Barcodes are also sometimes used on train tickets, however this isn’t globally standardized. We do have two variants implemented so far, the ones used by SNCF (which is a fairly straightforward plain-text encoding), and UIC 918.3 which is used by Deutsche Bahn and a few others. UIC 918.3 is a fairly complex compressed binary encoding, but unfortunately contains few interesting information for us so far.

In order to decode barcodes KItinerary needs to be compiled with zxing. The extractor then looks for known barcodes in PDF attachments and Apple Wallet pass files.

Unfortunately most of this isn’t covered by open standards or at least openly documented. So far we could work around that with a bit of creative search engine usage though, to find excerpts of the relevant documents in public tenders or EU regulation documents for example. So no glorious reverse engineering work here so far.

We do have a few samples from Finnish and Italian train companies with binary-only barcodes that we haven’t managed to decode yet, in case you are into solving binary puzzles or happen to know where to find documentation about those codes.

Unstructured Data

Finally, there are cases where none of the above structured data sources are available (or where those provide incomplete data). For this we have a fallback system in KItinerary that consists of provider-specific scripts. Such a script typically consists of a bunch of regular expressions or XPath queries to obtain whatever data we are interested in.

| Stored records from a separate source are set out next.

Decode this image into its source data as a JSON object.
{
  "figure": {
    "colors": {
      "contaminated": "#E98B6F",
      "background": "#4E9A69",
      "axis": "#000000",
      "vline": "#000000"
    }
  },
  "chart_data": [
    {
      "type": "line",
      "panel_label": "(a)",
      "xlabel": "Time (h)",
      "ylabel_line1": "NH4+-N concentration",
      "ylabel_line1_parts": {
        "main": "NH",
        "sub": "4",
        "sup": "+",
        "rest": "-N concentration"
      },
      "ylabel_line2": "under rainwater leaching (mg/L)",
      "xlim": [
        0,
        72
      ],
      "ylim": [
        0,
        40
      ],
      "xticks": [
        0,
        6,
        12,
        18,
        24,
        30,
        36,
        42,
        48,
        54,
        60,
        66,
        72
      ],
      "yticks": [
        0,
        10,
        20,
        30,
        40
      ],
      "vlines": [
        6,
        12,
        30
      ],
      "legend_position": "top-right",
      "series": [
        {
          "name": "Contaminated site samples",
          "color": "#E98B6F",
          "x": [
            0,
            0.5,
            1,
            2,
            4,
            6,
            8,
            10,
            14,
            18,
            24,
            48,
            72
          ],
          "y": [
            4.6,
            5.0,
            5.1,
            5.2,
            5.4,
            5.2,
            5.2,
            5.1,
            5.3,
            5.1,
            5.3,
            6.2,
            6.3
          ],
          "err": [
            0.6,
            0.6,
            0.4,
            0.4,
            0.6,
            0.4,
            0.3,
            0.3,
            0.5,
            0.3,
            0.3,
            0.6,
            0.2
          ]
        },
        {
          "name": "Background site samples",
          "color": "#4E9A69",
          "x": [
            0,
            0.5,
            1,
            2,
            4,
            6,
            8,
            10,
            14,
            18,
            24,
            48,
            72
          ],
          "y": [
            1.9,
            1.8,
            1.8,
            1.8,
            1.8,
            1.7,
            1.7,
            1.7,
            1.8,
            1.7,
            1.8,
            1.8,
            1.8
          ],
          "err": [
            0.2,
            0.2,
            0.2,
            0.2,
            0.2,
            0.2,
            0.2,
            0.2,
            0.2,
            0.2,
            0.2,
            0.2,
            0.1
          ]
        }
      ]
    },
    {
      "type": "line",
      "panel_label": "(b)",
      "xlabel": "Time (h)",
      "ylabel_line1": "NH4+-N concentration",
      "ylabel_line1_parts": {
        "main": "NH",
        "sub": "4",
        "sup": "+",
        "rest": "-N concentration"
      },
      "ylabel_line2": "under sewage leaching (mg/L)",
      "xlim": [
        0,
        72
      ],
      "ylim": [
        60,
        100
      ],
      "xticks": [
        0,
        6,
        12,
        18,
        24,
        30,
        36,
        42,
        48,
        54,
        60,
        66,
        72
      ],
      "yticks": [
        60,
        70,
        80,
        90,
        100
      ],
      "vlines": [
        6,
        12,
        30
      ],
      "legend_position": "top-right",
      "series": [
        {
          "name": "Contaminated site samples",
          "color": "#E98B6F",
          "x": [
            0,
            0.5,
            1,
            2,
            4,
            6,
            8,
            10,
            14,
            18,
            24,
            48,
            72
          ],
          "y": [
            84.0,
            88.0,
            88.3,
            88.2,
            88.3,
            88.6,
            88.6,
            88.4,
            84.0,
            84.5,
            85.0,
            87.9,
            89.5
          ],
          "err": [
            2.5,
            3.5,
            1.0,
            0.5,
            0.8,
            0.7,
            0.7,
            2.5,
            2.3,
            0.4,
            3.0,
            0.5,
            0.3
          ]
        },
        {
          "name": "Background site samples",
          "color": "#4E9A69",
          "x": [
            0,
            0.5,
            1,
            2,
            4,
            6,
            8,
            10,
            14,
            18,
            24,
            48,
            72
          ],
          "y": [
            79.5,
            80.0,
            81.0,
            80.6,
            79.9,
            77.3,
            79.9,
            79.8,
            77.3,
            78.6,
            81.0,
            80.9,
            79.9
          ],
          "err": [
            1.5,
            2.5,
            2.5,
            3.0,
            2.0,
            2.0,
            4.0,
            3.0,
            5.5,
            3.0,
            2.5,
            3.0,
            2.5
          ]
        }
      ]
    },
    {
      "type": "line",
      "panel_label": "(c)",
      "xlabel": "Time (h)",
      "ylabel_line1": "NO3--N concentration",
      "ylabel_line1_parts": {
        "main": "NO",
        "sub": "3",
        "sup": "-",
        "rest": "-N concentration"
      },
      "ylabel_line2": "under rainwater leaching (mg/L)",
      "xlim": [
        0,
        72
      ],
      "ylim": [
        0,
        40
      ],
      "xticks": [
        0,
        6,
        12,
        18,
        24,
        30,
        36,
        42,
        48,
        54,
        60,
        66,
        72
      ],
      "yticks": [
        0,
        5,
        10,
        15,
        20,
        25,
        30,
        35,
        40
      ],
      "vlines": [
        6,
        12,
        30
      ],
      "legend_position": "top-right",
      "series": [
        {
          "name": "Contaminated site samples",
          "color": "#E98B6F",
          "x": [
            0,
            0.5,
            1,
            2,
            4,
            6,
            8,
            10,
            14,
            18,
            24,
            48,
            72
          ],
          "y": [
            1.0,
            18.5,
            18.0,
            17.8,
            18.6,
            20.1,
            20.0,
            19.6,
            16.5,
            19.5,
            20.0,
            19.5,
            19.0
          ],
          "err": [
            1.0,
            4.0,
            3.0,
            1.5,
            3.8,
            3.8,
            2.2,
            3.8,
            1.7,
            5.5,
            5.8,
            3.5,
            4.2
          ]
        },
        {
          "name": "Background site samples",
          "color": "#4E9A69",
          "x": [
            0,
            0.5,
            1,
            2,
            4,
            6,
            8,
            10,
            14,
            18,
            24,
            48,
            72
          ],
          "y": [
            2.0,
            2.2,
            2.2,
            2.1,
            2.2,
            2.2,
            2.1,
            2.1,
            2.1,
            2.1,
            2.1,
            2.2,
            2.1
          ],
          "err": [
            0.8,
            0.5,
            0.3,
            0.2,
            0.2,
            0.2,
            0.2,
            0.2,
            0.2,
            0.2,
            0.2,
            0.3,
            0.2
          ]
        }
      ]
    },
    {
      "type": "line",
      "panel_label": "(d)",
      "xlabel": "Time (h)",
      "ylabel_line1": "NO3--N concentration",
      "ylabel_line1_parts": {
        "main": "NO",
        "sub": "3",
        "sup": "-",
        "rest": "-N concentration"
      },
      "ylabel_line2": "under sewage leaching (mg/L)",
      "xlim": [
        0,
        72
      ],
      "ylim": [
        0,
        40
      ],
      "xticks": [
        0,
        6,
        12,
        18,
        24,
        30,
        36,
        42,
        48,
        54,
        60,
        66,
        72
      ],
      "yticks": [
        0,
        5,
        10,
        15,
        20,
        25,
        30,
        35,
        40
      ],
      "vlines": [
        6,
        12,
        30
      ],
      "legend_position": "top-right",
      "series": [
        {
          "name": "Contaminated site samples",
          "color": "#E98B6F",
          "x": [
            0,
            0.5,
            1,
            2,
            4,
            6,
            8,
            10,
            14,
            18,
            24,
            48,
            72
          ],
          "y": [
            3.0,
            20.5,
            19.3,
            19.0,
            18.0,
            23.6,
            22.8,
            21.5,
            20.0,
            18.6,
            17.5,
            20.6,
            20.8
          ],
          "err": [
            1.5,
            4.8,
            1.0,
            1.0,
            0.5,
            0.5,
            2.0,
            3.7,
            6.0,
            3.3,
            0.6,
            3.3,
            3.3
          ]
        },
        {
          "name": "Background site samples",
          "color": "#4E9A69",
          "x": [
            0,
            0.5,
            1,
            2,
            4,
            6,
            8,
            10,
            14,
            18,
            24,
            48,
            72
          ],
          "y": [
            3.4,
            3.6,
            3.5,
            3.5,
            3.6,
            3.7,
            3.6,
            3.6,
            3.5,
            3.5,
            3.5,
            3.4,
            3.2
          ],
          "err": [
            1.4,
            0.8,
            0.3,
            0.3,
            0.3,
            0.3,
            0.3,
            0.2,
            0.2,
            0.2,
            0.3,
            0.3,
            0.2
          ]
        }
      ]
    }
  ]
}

This is very powerful, the data quality we can achieve that way is only limited by what’s in the source data. At the same time this is however also very error prone, and requires manual work that scales with the amount of providers we want to support.

How to add custom extractor scripts is a larger topic, I’ll try to cover that in future posts.

Contribute

There’s easy ways to help here, for example by filling the provider matrix in the wiki, so we know which formats are used where, and for which providers we still need custom extractors.

Another way to contribue is sending us more test data. That is, any email or file containing relevant information that we should be able to extract automatically. Preferably in its original form, ie. forwarded as attachment rather than inline, so email headers stay untouched.

Obviously this contradicts the privacy concerns motivating all this, and while it’s quite easy to strip out personal information from plain text content while retaining a valid test case, it can be fairly complicated for binary content such as PDF files. So, please be aware of that before sharing test data. There’s probably also enough to say about how to sanitize test data to justify its own post.